Combs was telegraphing a longstanding frustration of the FBI, which claims encryption has stymied investigations of everything from sex crimes against children to drug cases, even if they obtain a warrant for the information. Agents have been unable to retrieve data from half the mobile devices - more than 6,900 phones, computers and tablets - that they tried to access in less than a year, FBI Director Christopher Wray said last month, wading into an issue that also vexed his predecessor, James Comey. Comey spoke before Congress and elsewhere about the bureau's inability to access digital devices. But the Obama White House never publicly supported legislation that would have forced technology companies to give the FBI a back door to encrypted information, leaving Comey's hands tied to propose a specific legislative fix.
Bad idea, some believe
Security experts generally believe such encryption backdoors are a terrible idea that could expose a vast amount of private, business and government data to hackers and spies.
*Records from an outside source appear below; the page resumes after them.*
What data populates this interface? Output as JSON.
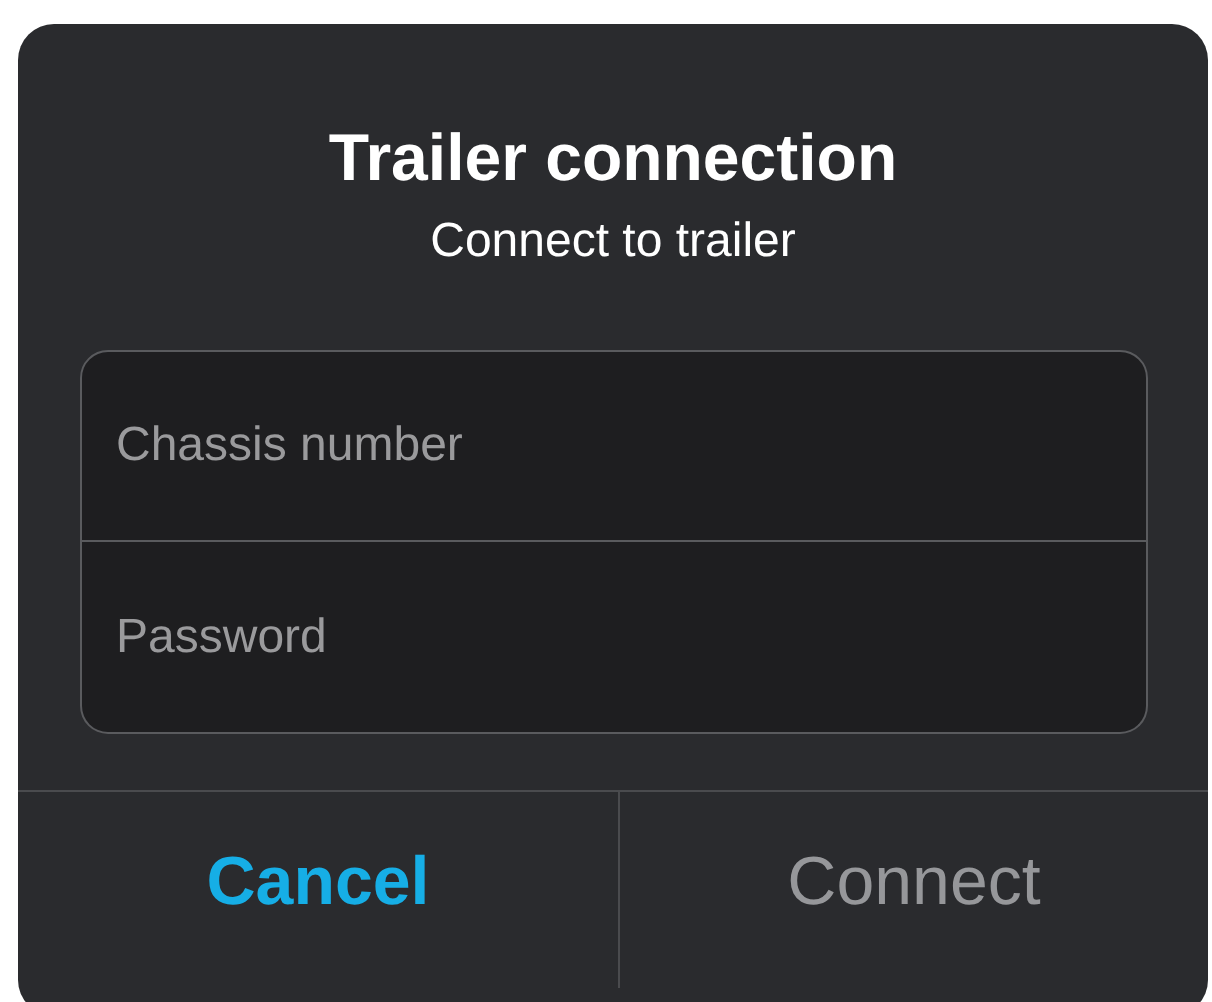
{
  "dialog": {
    "title": "Trailer connection",
    "message": "Connect to trailer"
  },
  "fields": [
    {
      "placeholder": "Chassis number"
    },
    {
      "placeholder": "Password"
    }
  ],
  "buttons": [
    {
      "label": "Cancel",
      "kind": "cancel",
      "disabled": false
    },
    {
      "label": "Connect",
      "kind": "default",
      "disabled": true
    }
  ]
}
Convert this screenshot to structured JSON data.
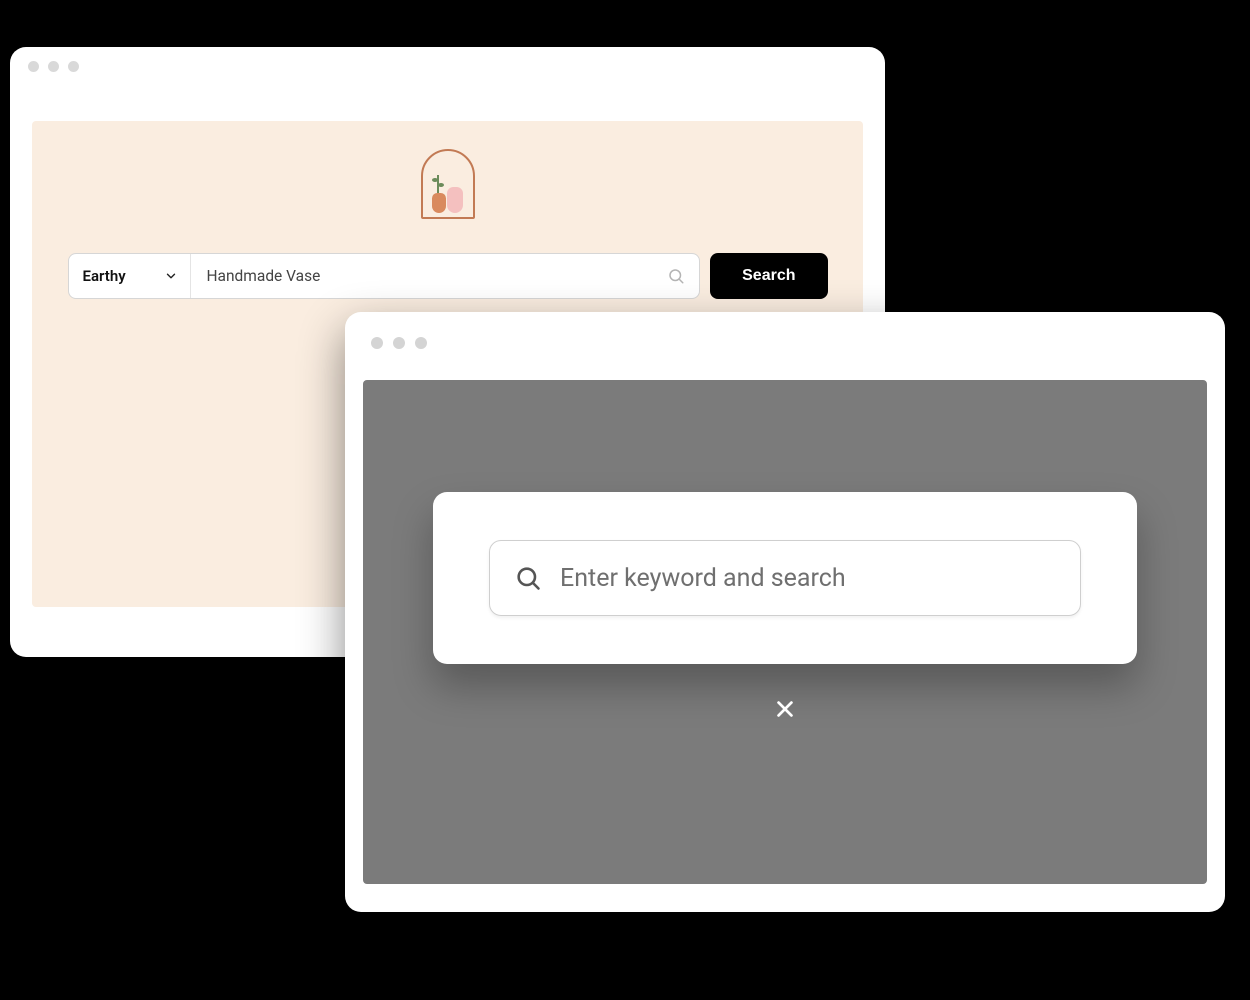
{
  "back": {
    "category_selected": "Earthy",
    "search_value": "Handmade Vase",
    "search_button_label": "Search",
    "icons": {
      "chevron": "chevron-down-icon",
      "magnifier": "search-icon"
    }
  },
  "front": {
    "modal_placeholder": "Enter keyword and search",
    "icons": {
      "magnifier": "search-icon",
      "close": "close-icon"
    }
  }
}
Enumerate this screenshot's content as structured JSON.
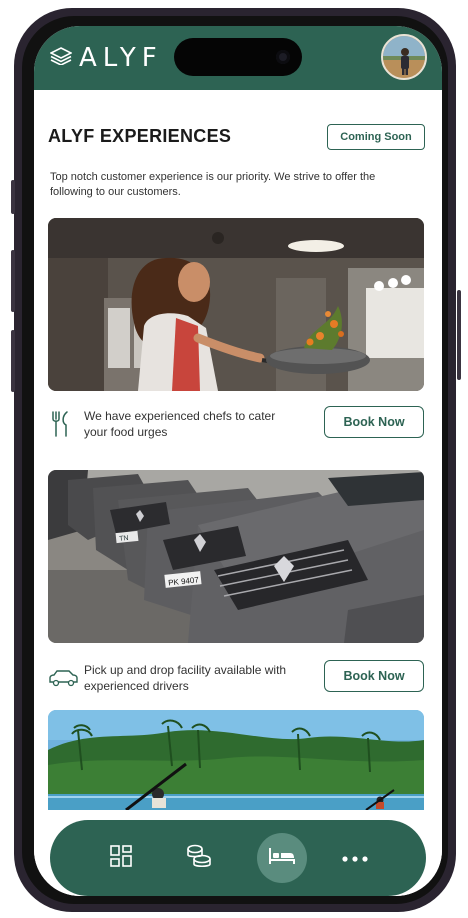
{
  "brand": {
    "logo_text": "ALYF"
  },
  "page": {
    "title": "ALYF EXPERIENCES",
    "coming_soon_label": "Coming Soon",
    "description": "Top notch customer experience is our priority. We strive to offer the following to our customers."
  },
  "experiences": [
    {
      "icon": "fork-knife-icon",
      "text": "We have experienced chefs to cater your food urges",
      "button": "Book Now"
    },
    {
      "icon": "car-icon",
      "text": "Pick up and drop facility available with experienced drivers",
      "button": "Book Now"
    }
  ],
  "car_plates": [
    "PK 9407",
    "TN"
  ],
  "navbar": {
    "items": [
      {
        "icon": "grid-icon",
        "active": false
      },
      {
        "icon": "coins-icon",
        "active": false
      },
      {
        "icon": "bed-icon",
        "active": true
      },
      {
        "icon": "more-icon",
        "active": false
      }
    ]
  },
  "colors": {
    "brand_green": "#2d6353",
    "active_nav": "#5a8c7e",
    "background": "#ffffff"
  }
}
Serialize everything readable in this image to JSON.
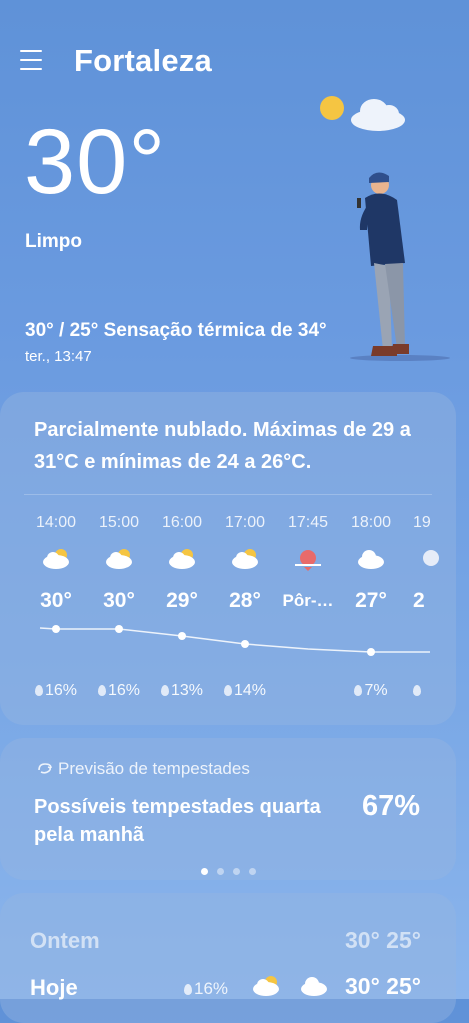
{
  "header": {
    "city": "Fortaleza"
  },
  "current": {
    "temp": "30°",
    "condition": "Limpo",
    "range": "30° / 25° Sensação térmica de 34°",
    "datetime": "ter., 13:47"
  },
  "forecast_card": {
    "summary": "Parcialmente nublado. Máximas de 29 a 31°C e mínimas de 24 a 26°C.",
    "hours": [
      {
        "time": "14:00",
        "temp": "30°",
        "rain": "16%",
        "icon": "partly-cloudy-icon"
      },
      {
        "time": "15:00",
        "temp": "30°",
        "rain": "16%",
        "icon": "partly-cloudy-icon"
      },
      {
        "time": "16:00",
        "temp": "29°",
        "rain": "13%",
        "icon": "partly-cloudy-icon"
      },
      {
        "time": "17:00",
        "temp": "28°",
        "rain": "14%",
        "icon": "partly-cloudy-icon"
      },
      {
        "time": "17:45",
        "temp": "Pôr-…",
        "rain": "",
        "icon": "sunset-icon"
      },
      {
        "time": "18:00",
        "temp": "27°",
        "rain": "7%",
        "icon": "cloudy-night-icon"
      },
      {
        "time": "19",
        "temp": "2",
        "rain": "",
        "icon": "moon-icon"
      }
    ]
  },
  "storm_card": {
    "header": "Previsão de tempestades",
    "text": "Possíveis tempestades quarta pela manhã",
    "percent": "67%",
    "page_count": 4,
    "active_page": 1
  },
  "daily": {
    "yesterday": {
      "label": "Ontem",
      "temps": "30° 25°"
    },
    "today": {
      "label": "Hoje",
      "rain": "16%",
      "temps": "30° 25°"
    }
  },
  "colors": {
    "background": "#6b9be0",
    "sun": "#f5c542",
    "sunset": "#e86a6a"
  }
}
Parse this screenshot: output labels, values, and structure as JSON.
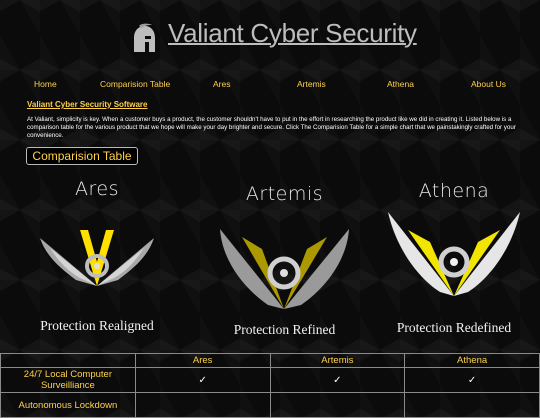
{
  "header": {
    "title": "Valiant Cyber Security",
    "icon": "spartan-helmet-icon"
  },
  "nav": {
    "items": [
      {
        "label": "Home"
      },
      {
        "label": "Comparision Table"
      },
      {
        "label": "Ares"
      },
      {
        "label": "Artemis"
      },
      {
        "label": "Athena"
      },
      {
        "label": "About Us"
      }
    ]
  },
  "intro": {
    "title": "Valiant Cyber Security Software",
    "text": "At Valiant, simplicity is key. When a customer buys a product, the customer shouldn't have to put in the effort in researching the product like we did in creating it. Listed below is a comparison table for the various product that we hope will make your day brighter and secure. Click The Comparision Table for a simple chart that we painstakingly crafted for your convenience.",
    "button_label": "Comparision Table"
  },
  "products": [
    {
      "name": "Ares",
      "tagline": "Protection Realigned"
    },
    {
      "name": "Artemis",
      "tagline": "Protection Refined"
    },
    {
      "name": "Athena",
      "tagline": "Protection Redefined"
    }
  ],
  "table": {
    "headers": [
      "",
      "Ares",
      "Artemis",
      "Athena"
    ],
    "rows": [
      {
        "feature": "24/7 Local Computer Surveilliance",
        "ares": "✓",
        "artemis": "✓",
        "athena": "✓"
      },
      {
        "feature": "Autonomous Lockdown",
        "ares": "",
        "artemis": "",
        "athena": ""
      }
    ]
  },
  "colors": {
    "accent": "#ffd24a",
    "background": "#0b0b0b",
    "title": "#bdbdbd"
  }
}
That's because those backdoor keys would work for bad guys as well as good guys - and the bad guys would almost immediately target them for theft, and might even be able to recreate them from scratch. Deputy Attorney General Rod Rosenstein took aim at Silicon Valley's methods for protecting privacy during a speech last month, saying Trump's Justice Department would be more aggressive in seeking information from technology companies. He took a harder line than his predecessors but stopped short of saying what specific steps the administration might take. Washington has proven incapable of solving a problem that an honest conversation could fix, said David Hickton, a former U.S. attorney who now directs a cyber law institute at the University of Pittsburgh.